Nelle opere di Ravà, numeri e caratteri ebraici si cristallizzano sulla tavola o sulla tela, disegnando foreste e interni di fabbriche dismesse, templi, calle e campielli di quella Venezia nella quale l’artista vive e lavora. Si tratta di luoghi sempre pervasi da un’atmosfera sospesa, metafisica, per l’irraggiarsi della luce in spazi deserti, totalmente privi della figura umana. Troviamo anche una rappresentazione della Mole Antonelliana, edificio-simbolo torinese che spesso ha accolto sulla sua superficie un’altra serie numerica -realizzata con il neon da Mario Merz– quella del matematico medievale Fibonacci.
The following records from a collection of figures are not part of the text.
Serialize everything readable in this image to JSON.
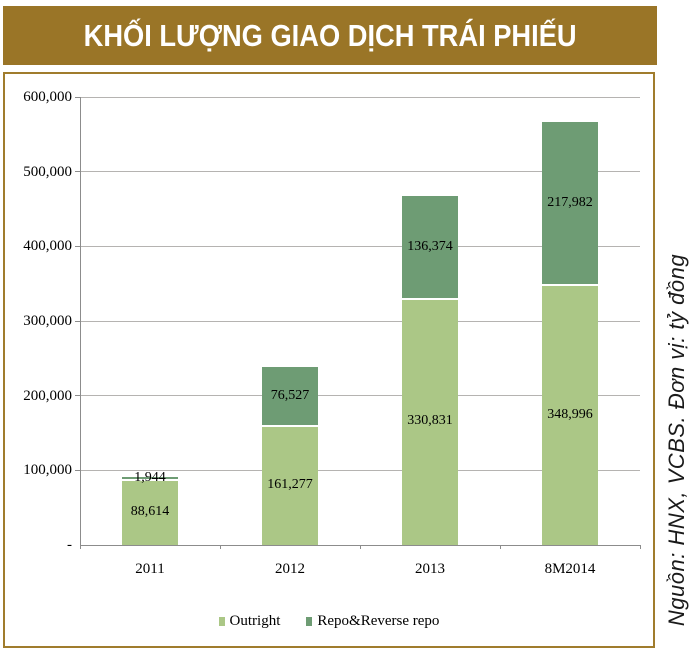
{
  "title": "KHỐI LƯỢNG GIAO DỊCH TRÁI PHIẾU",
  "source_note": "Nguồn: HNX, VCBS. Đơn vị: tỷ đồng",
  "colors": {
    "title_bg": "#9a7527",
    "panel_border": "#a07c2d",
    "outright": "#abc786",
    "repo": "#6e9c74",
    "gridline": "#b5b3b1",
    "axis": "#8c8c8c",
    "text": "#000000"
  },
  "chart_data": {
    "type": "bar",
    "stacked": true,
    "title": "KHỐI LƯỢNG GIAO DỊCH TRÁI PHIẾU",
    "categories": [
      "2011",
      "2012",
      "2013",
      "8M2014"
    ],
    "series": [
      {
        "name": "Outright",
        "color": "#abc786",
        "values": [
          88614,
          161277,
          330831,
          348996
        ],
        "labels": [
          "88,614",
          "161,277",
          "330,831",
          "348,996"
        ]
      },
      {
        "name": "Repo&Reverse repo",
        "color": "#6e9c74",
        "values": [
          1944,
          76527,
          136374,
          217982
        ],
        "labels": [
          "1,944",
          "76,527",
          "136,374",
          "217,982"
        ]
      }
    ],
    "xlabel": "",
    "ylabel": "",
    "ylim": [
      0,
      600000
    ],
    "ytick_interval": 100000,
    "ytick_labels": [
      "-",
      "100,000",
      "200,000",
      "300,000",
      "400,000",
      "500,000",
      "600,000"
    ],
    "grid": true,
    "legend_position": "bottom",
    "unit_note": "Đơn vị: tỷ đồng",
    "source": "HNX, VCBS"
  }
}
Un omaggio all’artista recentemente scomparso, ma anche un riferimento a quella che doveva essere l’iniziale destinazione d’uso della Mole: la sinagoga.
In alcuni lavori l’intreccio di numeri e lettere sembra aprire un vortice verso l’infinito, risucchiando lo sguardo dello spettatore attraverso spirali che ricordano le vertiginose costruzioni di Escher.
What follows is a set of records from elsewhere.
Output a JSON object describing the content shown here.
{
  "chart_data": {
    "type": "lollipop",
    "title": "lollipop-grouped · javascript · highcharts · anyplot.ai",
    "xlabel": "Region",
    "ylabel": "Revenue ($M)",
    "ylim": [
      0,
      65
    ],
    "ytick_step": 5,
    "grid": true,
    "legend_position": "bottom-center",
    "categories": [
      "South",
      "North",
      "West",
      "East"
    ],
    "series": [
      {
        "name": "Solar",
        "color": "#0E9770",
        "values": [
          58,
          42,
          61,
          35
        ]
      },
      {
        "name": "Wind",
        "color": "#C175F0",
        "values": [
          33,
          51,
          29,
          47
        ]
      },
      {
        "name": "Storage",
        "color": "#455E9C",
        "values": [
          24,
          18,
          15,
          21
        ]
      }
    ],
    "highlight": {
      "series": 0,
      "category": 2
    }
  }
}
D’altra parte l’estendersi della pittura sulla cornice porta all’annullamento della prospettiva albertiana –presente, ma come pura apparenza- e sottrae all’occhio la percezione di un centro. E’ come se Ravà volesse esprimere l’infinito abisso della divinità (l’En-sof, il senza fine appunto) e quasi il trasbordare della sua presenza dallo spazio pittorico in cui è stata aniconicamente evocata. Osservati da vicino i suoi dipinti perdono quasi del tutto la loro capacità figurativa presentandosi come puro testo, ermetico, “criptato” attraverso la sostituzione delle lettere con i numeri, secondo la tecnica cabbalistica della gimatreya.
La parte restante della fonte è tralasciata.